Heuristic:ClickHouse ClickHouse Banned Functions Thread Safety
| Knowledge Sources | |
|---|---|
| Domains | Thread_Safety, Code_Quality |
| Last Updated | 2026-02-08 18:00 GMT |
Overview
ClickHouse traps ~200 non-thread-safe libc functions at runtime in debug and sanitizer builds, forcing developers to use thread-safe alternatives (`_r` variants) or C++ standard library facilities.
Description
The `harmful` library (`base/harmful/harmful.c`) defines `TRAP` macros for approximately 200 unsafe libc functions.
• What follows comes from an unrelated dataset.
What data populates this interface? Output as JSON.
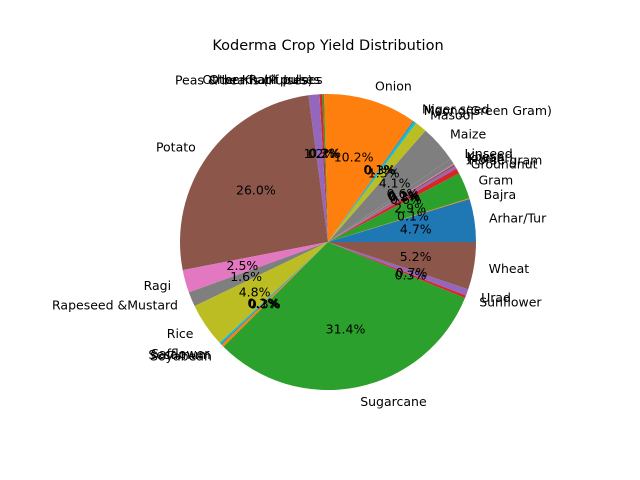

In debug or sanitizer builds, calling any trapped function writes the function name to stderr and triggers `__builtin_trap()`, immediately terminating the process. This aggressive approach prevents subtle concurrency bugs from entering the codebase. The library specifically targets non-thread-safe functions (those with `_r` thread-safe variants), global-state-modifying functions, and functions with non-reentrant internal buffers. Some functions are explicitly exempted with comments explaining why.
Usage
Apply this heuristic when writing new C++ code in ClickHouse or debugging crashes in debug/sanitizer builds. If you see a trap on a function name, find its `_r` variant or C++ equivalent. The trapped functions are only enforced on Linux AMD64 in debug/sanitizer builds, not in release builds.
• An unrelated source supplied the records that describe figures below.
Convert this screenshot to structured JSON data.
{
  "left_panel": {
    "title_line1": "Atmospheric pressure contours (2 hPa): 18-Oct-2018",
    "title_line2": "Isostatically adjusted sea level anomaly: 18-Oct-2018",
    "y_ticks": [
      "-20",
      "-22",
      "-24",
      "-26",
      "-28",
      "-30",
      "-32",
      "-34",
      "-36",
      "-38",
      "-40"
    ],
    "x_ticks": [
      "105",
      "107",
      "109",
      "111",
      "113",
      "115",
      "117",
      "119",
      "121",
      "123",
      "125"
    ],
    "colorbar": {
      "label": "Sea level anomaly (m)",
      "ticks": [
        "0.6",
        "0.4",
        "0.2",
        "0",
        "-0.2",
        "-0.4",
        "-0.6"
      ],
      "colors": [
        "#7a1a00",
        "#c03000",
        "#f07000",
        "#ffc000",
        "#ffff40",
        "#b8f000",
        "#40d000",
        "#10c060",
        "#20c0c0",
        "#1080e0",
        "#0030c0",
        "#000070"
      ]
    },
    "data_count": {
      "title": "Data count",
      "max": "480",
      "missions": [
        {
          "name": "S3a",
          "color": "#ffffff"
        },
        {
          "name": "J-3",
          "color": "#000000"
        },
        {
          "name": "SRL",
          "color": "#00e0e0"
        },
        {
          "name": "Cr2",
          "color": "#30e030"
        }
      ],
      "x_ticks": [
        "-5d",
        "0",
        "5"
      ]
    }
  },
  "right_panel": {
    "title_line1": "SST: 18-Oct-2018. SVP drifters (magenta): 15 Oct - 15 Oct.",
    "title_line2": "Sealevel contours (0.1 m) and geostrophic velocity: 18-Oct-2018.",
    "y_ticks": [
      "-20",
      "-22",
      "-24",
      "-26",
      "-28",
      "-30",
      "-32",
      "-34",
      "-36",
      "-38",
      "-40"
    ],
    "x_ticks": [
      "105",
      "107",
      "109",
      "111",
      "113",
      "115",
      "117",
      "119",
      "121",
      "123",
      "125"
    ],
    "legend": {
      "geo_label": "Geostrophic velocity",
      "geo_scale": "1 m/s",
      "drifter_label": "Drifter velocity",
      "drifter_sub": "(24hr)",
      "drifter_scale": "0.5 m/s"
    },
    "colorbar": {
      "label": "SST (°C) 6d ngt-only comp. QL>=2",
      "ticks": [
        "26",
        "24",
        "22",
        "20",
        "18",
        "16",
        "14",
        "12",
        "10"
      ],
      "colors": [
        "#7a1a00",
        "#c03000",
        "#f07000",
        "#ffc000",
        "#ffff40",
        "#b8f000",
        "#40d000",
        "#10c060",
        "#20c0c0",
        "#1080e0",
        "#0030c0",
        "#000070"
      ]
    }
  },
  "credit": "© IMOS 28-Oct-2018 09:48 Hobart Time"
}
The Insight (Rule of Thumb)
- Action: Always use thread-safe alternatives for libc functions. Check `base/harmful/harmful.c` when unsure.
- Value: Prevents data races from non-reentrant functions that use global static buffers.
- Key replacements:
- `strtok` -> `strtok_r`
- `gmtime` / `localtime` -> `gmtime_r` / `localtime_r`
- `getpwuid` / `getpwnam` -> `getpwuid_r` / `getpwnam_r`
- `rand` / `srand` -> `std::mt19937` or `random_r`
- `strerror` -> `strerror_r` (exception: RocksDB uses `strerror`, exempted)
- `tmpnam` -> `mkstemp`
- `ctime` -> `ctime_r` or `strftime` with `localtime_r`
- Trade-off: The trap only fires in debug/sanitizer builds. Release builds link without the `harmful` library, so violations pass silently in production but may cause data races.
- Exemptions: Some functions are commented out with justification (e.g., `exit`, `setenv` ok at startup, `readdir` thread-safe in modern glibc, `dlerror` needed by TSan).
Reasoning
TRAP macro definition from `base/harmful/harmful.c:14-15`:
long write(int, const void *, unsigned long);
#define TRAP(func) void func() { write(2, #func "\n", __builtin_strlen(#func) + 1); __builtin_trap(); }
Discovery method from `base/harmful/harmful.c:17-19`:
/// Trap all non thread-safe functions:
/// nm -D /lib/x86_64-linux-gnu/{libc.so.6,...} | grep -P '_r@?$' | awk '{ print $3 }'
/// | sed -r -e 's/_r//' | grep -vP '^_'
Exemption example from `base/harmful/harmful.c:164`:
/// strerror is not thread-safe, but it is used by RocksDB, so we can't trap it.
// TRAP(strerror)
Platform limitation from `programs/CMakeLists.txt:135-137`:
if (ARCH_AMD64 AND OS_LINUX AND NOT OS_ANDROID)
set (HARMFUL_LIB harmful)
endif ()
Musl compatibility from `base/harmful/harmful.c:289-298`:
#ifndef USE_MUSL
/// These produce duplicate symbol errors when statically linking with musl.
TRAP(getopt)
TRAP(putenv)
TRAP(rand)
#endif